Marco Zero Conteúdo / 01/01/2023
Lula sobe a rampa do Palácio do Planalto de mãos dadas com pessoas comuns que representam a população brasileira

Crédito: Ana Pessoa/Mídia Ninja

por Vasconcelo Quadros*, especial para a Marco Zero

As 16h53m deste domingo, 1º de janeiro de 2023, numa caminhada de dois minutos, o presidente Luiz Inácio Lula da Silva, subiu a rampa do Palácio do Planalto, recebeu a faixa verde e amarela presidencial, ajeitada em seu peito pela catadora de papelão Aline Souza, dirigiu-se ao parlatório para falar ao país durante 28 minutos e, logo em seguida, sentou na cadeira cujo símbolo foi tão desrespeitado nos últimos quatro anos.

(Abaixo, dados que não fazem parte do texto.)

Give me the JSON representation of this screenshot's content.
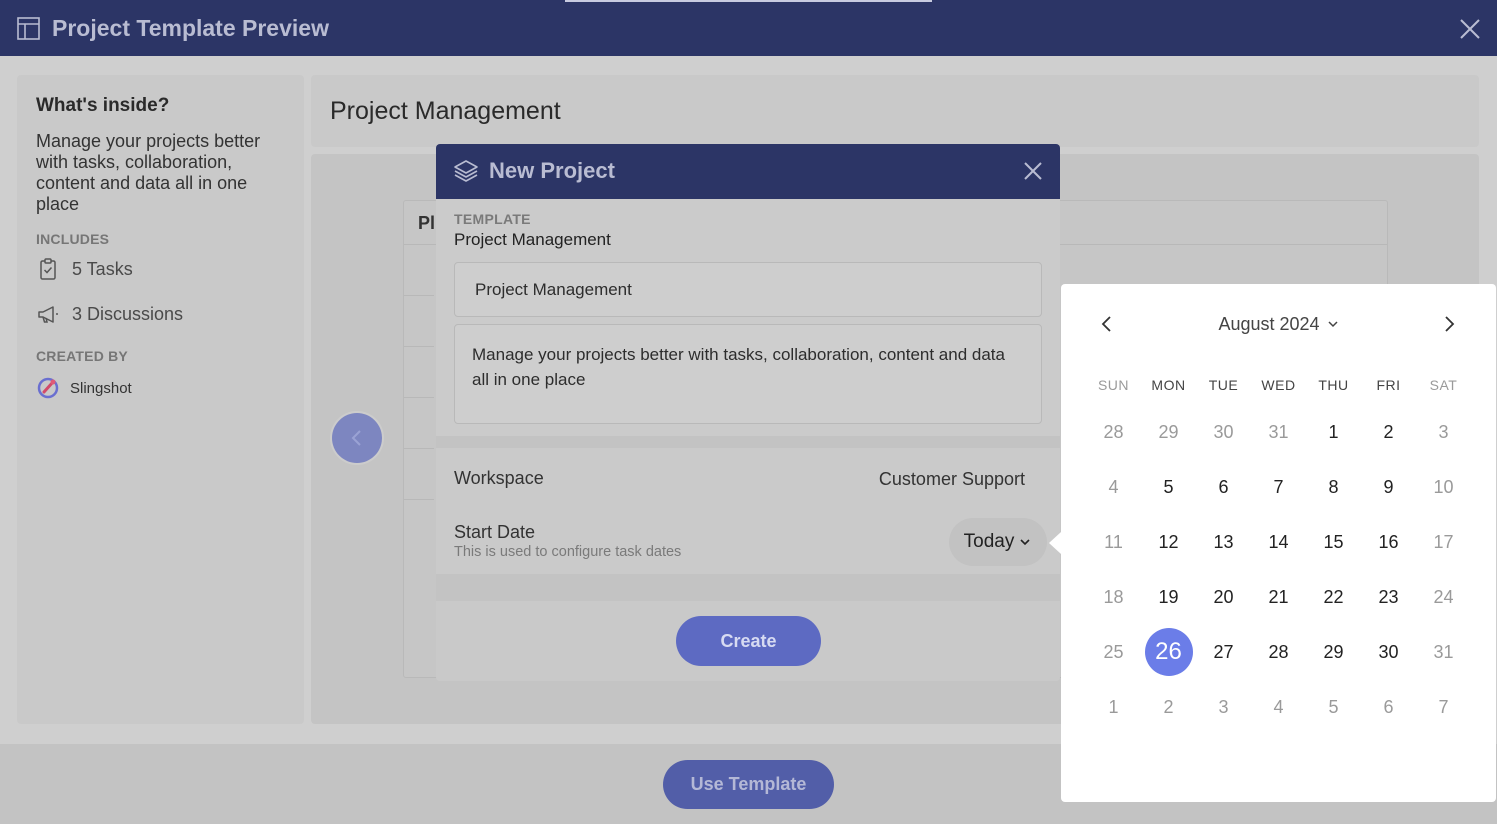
{
  "window": {
    "title": "Project Template Preview"
  },
  "left_panel": {
    "heading": "What's inside?",
    "description": "Manage your projects better with tasks, collaboration, content and data all in one place",
    "includes_label": "INCLUDES",
    "includes": [
      {
        "icon": "clipboard-check-icon",
        "label": "5 Tasks"
      },
      {
        "icon": "megaphone-icon",
        "label": "3 Discussions"
      }
    ],
    "created_by_label": "CREATED BY",
    "creator": "Slingshot"
  },
  "right_panel": {
    "title": "Project Management",
    "preview_header": "Pl"
  },
  "footer": {
    "use_template_label": "Use Template"
  },
  "modal": {
    "title": "New Project",
    "template_label": "TEMPLATE",
    "template_value": "Project Management",
    "name_value": "Project Management",
    "description_value": "Manage your projects better with tasks, collaboration, content and data all in one place",
    "workspace_label": "Workspace",
    "workspace_value": "Customer Support",
    "start_date_label": "Start Date",
    "start_date_hint": "This is used to configure task dates",
    "start_date_value": "Today",
    "create_label": "Create"
  },
  "calendar": {
    "month_label": "August 2024",
    "weekdays": [
      "SUN",
      "MON",
      "TUE",
      "WED",
      "THU",
      "FRI",
      "SAT"
    ],
    "weeks": [
      [
        "28",
        "29",
        "30",
        "31",
        "1",
        "2",
        "3"
      ],
      [
        "4",
        "5",
        "6",
        "7",
        "8",
        "9",
        "10"
      ],
      [
        "11",
        "12",
        "13",
        "14",
        "15",
        "16",
        "17"
      ],
      [
        "18",
        "19",
        "20",
        "21",
        "22",
        "23",
        "24"
      ],
      [
        "25",
        "26",
        "27",
        "28",
        "29",
        "30",
        "31"
      ],
      [
        "1",
        "2",
        "3",
        "4",
        "5",
        "6",
        "7"
      ]
    ],
    "selected_day": "26",
    "accent_color": "#6b7de8"
  }
}
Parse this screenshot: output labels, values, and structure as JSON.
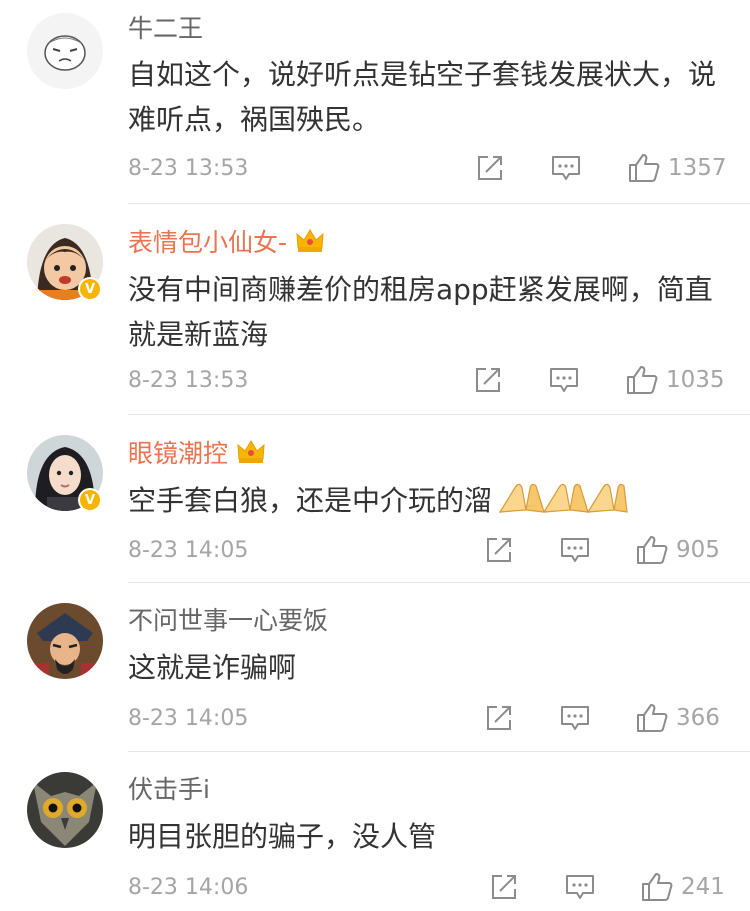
{
  "comments": [
    {
      "name": "牛二王",
      "text": "自如这个，说好听点是钻空子套钱发展状大，说难听点，祸国殃民。",
      "time": "8-23 13:53",
      "likes": "1357",
      "avatar": "cartoon-avatar",
      "verified": false,
      "vip": false
    },
    {
      "name": "表情包小仙女-",
      "text": "没有中间商赚差价的租房app赶紧发展啊，简直就是新蓝海",
      "time": "8-23 13:53",
      "likes": "1035",
      "avatar": "girl-cartoon-avatar",
      "verified": true,
      "vip": true
    },
    {
      "name": "眼镜潮控",
      "text": "空手套白狼，还是中介玩的溜",
      "time": "8-23 14:05",
      "likes": "905",
      "avatar": "woman-photo-avatar",
      "verified": true,
      "vip": true,
      "emoji": "pray-hands-emoji",
      "emoji_count": 3
    },
    {
      "name": "不问世事一心要饭",
      "text": "这就是诈骗啊",
      "time": "8-23 14:05",
      "likes": "366",
      "avatar": "opera-figure-avatar",
      "verified": false,
      "vip": false
    },
    {
      "name": "伏击手i",
      "text": "明目张胆的骗子，没人管",
      "time": "8-23 14:06",
      "likes": "241",
      "avatar": "owl-avatar",
      "verified": false,
      "vip": false
    }
  ],
  "icons": {
    "share": "share-icon",
    "reply": "comment-icon",
    "like": "thumbs-up-icon",
    "crown": "vip-crown-icon",
    "verified": "verified-v-icon"
  },
  "colors": {
    "vip_name": "#eb7350",
    "normal_name": "#666666",
    "meta": "#a5a5a5",
    "badge": "#f7b500"
  }
}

Lula encerrou assim a cerimônia do capítulo mais importante de sua trajetória de 42 anos na política, calando extremistas de direita que há dois meses ocupam o Quartel General do Exército, em Brasília, para pedir golpe militar em cima do delirante bordão “não vai subir a rampa”. Lula subiu com tranquilidade duas rampas, a do Congresso, onde foi formalmente empossado, e a do Planalto.

No discurso de 28 minutos no parlatório, o segundo do dia, chorou várias vezes ao falar da volta da miséria, mas prometeu um amplo governo de reconstrução cuja tônica será o combate às desigualdades, justiça social, solidariedade e amor ao próximo, práticas que nos quatro anos de seu antecessor, sobretudo na eleição, deram lugar ao ódio, desesperança e mentira.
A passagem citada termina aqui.